Its where you draw the line which matters, in conversations about ethics and equity. Jains draw it a lot lower than I do.
Maybe the signal they get from satisfaction is very low but it's still something.. and probably not a one bit thing.
She likes food, but it seems like her main interest is playing. She'd rather run around in circles or play fetch than eat most of the time.
At first we actually thought he wasn't food motivated, but that was before we started feeding him human food. He goes into full scavenger/hunter mode whenever he's outside too, and manages to find all sorts of junk on the ground that I swear isn't there until he has it in his mouth.
He actually slipped his harness and ran away for a week earlier this year, and we were able to catch him again with the help of hot dogs and fried chicken (and a lot of hard work and a lot of help from local volunteer organizations).
You can check him out here: https://www.instagram.com/kubotheshiba/
Although they will eat you if you die and they have access to your corpse..
Although it is more traumatic for whoever has to deal with the body.
> The dogs start biting and eating as a form of animal instinct. They notice you’re dead by your smell and lack of reaction, and they come and lick the unclothed areas to wake you up. If you’re dead and there’s no reaction, they switch and enter the next level—from licking to biting. That’s all.
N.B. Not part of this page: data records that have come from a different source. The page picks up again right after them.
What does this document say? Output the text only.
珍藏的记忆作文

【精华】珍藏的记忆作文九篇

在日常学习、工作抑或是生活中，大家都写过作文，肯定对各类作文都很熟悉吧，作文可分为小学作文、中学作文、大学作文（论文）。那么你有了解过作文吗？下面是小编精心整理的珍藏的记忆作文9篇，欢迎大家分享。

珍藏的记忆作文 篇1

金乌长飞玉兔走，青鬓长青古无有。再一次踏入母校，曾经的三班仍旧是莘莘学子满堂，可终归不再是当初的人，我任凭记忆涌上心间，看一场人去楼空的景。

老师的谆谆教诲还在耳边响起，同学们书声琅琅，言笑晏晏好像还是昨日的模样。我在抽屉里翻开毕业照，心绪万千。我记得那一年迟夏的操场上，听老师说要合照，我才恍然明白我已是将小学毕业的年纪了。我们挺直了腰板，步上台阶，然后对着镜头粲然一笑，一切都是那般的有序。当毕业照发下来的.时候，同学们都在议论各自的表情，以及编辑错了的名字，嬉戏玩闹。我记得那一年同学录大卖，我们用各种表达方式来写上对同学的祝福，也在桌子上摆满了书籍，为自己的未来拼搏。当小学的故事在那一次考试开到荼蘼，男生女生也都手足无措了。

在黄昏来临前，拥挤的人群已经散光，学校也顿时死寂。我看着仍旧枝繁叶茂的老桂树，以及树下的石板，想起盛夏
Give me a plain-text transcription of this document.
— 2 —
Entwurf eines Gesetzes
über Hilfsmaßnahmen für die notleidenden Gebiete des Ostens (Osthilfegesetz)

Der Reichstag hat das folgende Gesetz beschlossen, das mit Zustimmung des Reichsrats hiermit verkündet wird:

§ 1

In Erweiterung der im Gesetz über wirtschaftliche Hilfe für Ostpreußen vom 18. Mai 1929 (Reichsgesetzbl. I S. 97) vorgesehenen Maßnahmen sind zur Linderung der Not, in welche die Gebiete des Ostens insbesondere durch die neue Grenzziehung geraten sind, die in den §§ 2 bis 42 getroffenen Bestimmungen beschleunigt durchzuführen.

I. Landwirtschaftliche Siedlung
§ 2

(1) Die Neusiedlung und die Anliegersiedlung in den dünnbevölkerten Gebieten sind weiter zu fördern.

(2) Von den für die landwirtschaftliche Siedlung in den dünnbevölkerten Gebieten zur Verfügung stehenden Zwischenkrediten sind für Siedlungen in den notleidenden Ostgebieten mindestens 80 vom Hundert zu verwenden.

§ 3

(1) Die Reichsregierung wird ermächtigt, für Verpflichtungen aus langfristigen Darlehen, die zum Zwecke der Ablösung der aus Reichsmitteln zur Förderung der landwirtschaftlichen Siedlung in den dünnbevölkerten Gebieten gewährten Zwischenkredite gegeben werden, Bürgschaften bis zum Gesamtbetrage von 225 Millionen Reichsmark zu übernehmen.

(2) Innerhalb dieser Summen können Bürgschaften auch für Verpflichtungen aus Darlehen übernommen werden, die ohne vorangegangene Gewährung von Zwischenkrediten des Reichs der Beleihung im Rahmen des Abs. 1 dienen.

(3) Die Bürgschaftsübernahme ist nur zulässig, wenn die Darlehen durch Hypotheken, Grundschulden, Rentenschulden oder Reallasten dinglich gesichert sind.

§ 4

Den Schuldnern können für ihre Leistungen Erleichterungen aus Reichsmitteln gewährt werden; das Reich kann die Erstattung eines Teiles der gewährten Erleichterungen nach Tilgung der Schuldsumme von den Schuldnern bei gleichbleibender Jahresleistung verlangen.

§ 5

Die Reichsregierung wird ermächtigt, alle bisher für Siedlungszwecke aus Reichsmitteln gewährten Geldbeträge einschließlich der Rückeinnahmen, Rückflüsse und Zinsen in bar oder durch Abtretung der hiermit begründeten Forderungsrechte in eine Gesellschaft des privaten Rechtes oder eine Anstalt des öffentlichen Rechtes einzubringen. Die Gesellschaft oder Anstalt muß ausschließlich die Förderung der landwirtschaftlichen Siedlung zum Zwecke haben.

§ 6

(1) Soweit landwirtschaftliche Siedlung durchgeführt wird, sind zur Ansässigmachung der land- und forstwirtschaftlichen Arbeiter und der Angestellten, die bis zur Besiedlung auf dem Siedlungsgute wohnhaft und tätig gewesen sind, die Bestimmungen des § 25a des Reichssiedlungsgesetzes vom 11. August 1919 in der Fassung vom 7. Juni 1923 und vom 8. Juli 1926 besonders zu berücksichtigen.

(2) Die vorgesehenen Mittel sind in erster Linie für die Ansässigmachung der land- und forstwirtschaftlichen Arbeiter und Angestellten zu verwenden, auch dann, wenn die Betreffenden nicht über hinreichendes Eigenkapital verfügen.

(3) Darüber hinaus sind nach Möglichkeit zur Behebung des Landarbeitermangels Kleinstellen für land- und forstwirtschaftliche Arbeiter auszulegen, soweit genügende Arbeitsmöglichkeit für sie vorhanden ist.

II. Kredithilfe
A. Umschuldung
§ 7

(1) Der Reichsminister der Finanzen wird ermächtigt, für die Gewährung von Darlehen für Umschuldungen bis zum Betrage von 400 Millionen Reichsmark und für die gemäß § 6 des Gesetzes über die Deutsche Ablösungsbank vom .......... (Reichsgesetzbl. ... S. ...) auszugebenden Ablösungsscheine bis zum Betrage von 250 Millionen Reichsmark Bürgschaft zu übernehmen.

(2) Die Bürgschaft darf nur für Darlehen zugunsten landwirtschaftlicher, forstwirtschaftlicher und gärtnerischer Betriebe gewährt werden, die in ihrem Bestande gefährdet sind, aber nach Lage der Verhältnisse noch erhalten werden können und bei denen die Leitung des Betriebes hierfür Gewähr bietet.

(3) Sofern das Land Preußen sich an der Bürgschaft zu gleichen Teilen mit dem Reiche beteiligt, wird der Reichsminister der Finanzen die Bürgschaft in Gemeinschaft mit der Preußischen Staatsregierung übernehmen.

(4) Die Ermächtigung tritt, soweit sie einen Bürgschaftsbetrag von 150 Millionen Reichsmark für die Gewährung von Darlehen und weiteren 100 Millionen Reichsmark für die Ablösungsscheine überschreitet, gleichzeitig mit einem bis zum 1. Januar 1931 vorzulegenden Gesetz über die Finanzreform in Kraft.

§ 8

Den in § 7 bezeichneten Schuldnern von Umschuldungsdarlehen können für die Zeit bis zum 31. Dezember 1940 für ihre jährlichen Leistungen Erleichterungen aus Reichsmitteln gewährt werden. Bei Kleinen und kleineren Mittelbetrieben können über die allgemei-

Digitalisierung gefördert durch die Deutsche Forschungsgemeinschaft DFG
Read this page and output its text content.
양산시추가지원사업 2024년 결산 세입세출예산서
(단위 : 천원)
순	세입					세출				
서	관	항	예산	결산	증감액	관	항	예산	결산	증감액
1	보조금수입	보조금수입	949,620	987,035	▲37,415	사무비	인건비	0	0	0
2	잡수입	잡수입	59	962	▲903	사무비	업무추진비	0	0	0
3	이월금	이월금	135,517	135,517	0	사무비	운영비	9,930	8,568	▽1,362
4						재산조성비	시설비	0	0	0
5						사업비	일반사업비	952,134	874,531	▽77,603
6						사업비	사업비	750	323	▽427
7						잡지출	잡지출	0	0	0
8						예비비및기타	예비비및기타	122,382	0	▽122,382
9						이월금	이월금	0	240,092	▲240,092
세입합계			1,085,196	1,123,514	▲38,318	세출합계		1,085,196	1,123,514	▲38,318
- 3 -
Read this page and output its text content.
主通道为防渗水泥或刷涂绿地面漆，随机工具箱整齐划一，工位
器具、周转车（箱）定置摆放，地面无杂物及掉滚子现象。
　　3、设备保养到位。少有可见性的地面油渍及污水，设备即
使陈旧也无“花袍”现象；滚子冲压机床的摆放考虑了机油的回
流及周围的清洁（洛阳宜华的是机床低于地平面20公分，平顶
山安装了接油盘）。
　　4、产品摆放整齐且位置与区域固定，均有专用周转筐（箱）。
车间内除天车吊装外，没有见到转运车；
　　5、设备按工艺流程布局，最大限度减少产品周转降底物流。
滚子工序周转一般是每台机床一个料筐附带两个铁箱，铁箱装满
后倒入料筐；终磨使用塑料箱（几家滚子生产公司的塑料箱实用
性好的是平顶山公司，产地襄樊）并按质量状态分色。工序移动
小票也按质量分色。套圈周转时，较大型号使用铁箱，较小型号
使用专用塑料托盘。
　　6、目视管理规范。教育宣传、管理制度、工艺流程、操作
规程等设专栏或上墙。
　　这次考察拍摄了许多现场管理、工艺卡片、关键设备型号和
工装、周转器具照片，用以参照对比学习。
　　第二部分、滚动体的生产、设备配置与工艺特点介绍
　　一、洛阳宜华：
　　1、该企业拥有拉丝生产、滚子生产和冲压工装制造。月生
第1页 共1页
It is not a matter of hunger.
Quite sad, really.
https://www.ncbi.nlm.nih.gov/pubmed/21533604
Cats? They'll sit on your corpse to interview servants to replace you.
[0] https://en.wikipedia.org/wiki/Greyfriars_Bobby
I think cats get way more flak than is deserved. My friend has a very intelligent Siberian. When that fucking cat looks at you, you know it can see into your fucking soul, I don't know how to describe it. And the way they play with lasers, it's amazing how quick they are. I mean, they know it's just a laser, but they put all their skills into hunting it down.